Most nursing homes accept both Medicare and Medicaid. Before your loved one moves in, check to see that it takes payments from both.

How to Make It Work

You can do things to make sure your loved one is getting the care he needs:

Visit often. You should also ask friends and relatives to do the same.

Get to know the staff. Share with them what you know about your loved one, such as what he likes and doesn't like. If he prefers a certain daily routine, ask the staff to help provide it.

Pay attention. Check your loved one's care plan, and make sure everyone is following it. If you see something you don't like, speak up. Ask for a meeting to discuss your concerns.

Get involved. Go to family meetings if they're offered.

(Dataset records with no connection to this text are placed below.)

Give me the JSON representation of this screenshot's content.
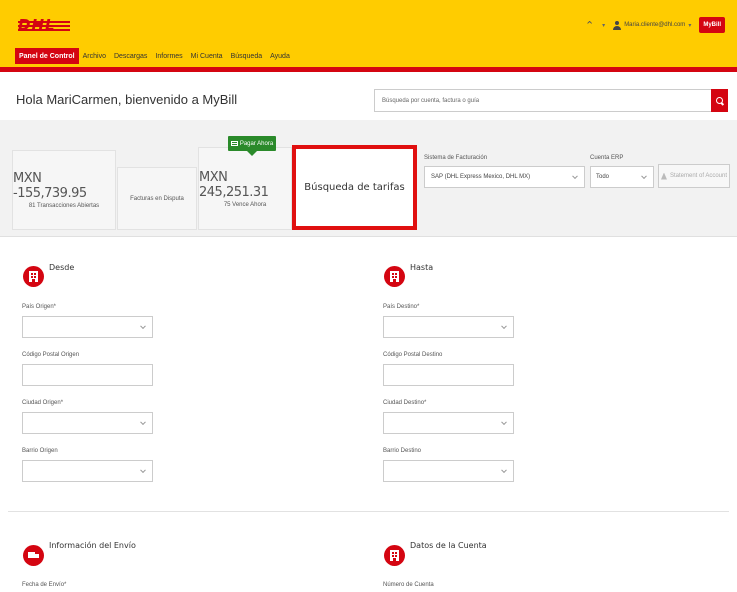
{
  "brand": {
    "logo_text": "DHL",
    "accent": "#d40511",
    "header_bg": "#ffcc00"
  },
  "header": {
    "user_email": "Maria.cliente@dhl.com",
    "app_badge": "MyBill"
  },
  "nav": {
    "items": [
      {
        "label": "Panel de Control",
        "active": true
      },
      {
        "label": "Archivo"
      },
      {
        "label": "Descargas"
      },
      {
        "label": "Informes"
      },
      {
        "label": "Mi Cuenta"
      },
      {
        "label": "Búsqueda"
      },
      {
        "label": "Ayuda"
      }
    ]
  },
  "greeting": "Hola MariCarmen, bienvenido a MyBill",
  "search": {
    "placeholder": "Búsqueda por cuenta, factura o guía"
  },
  "summary": {
    "open": {
      "amount": "MXN -155,739.95",
      "sub": "81 Transacciones Abiertas"
    },
    "dispute": {
      "label": "Facturas en Disputa"
    },
    "due": {
      "amount": "MXN 245,251.31",
      "sub": "75 Vence Ahora",
      "pay_label": "Pagar Ahora"
    },
    "rates": {
      "label": "Búsqueda de tarifas"
    }
  },
  "filters": {
    "billing_label": "Sistema de Facturación",
    "billing_value": "SAP (DHL Express Mexico, DHL MX)",
    "erp_label": "Cuenta ERP",
    "erp_value": "Todo",
    "statement_label": "Statement of Account"
  },
  "from": {
    "title": "Desde",
    "country_label": "País Origen*",
    "postal_label": "Código Postal Origen",
    "city_label": "Ciudad Origen*",
    "district_label": "Barrio Origen"
  },
  "to": {
    "title": "Hasta",
    "country_label": "País Destino*",
    "postal_label": "Código Postal Destino",
    "city_label": "Ciudad Destino*",
    "district_label": "Barrio Destino"
  },
  "shipment": {
    "title": "Información del Envío",
    "date_label": "Fecha de Envío*"
  },
  "account": {
    "title": "Datos de la Cuenta",
    "number_label": "Número de Cuenta"
  }
}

Keep up with regulations. Check in with your local ombudsman to make sure the nursing home is following all the latest rules.

Document everything. Note any problems that come up. Include dates, times, and the names of people who were involved. This will be helpful if you decide to file a complaint.

Lose the guilt. Remember that you're giving your loved one the best possible care.

"Moving elderly parents -- out of love and safety -- is not a denial of duty," says Barbara McVicker, an eldercare expert and host of the PBS television special Stuck in the Middle: Caring for Mom and Dad.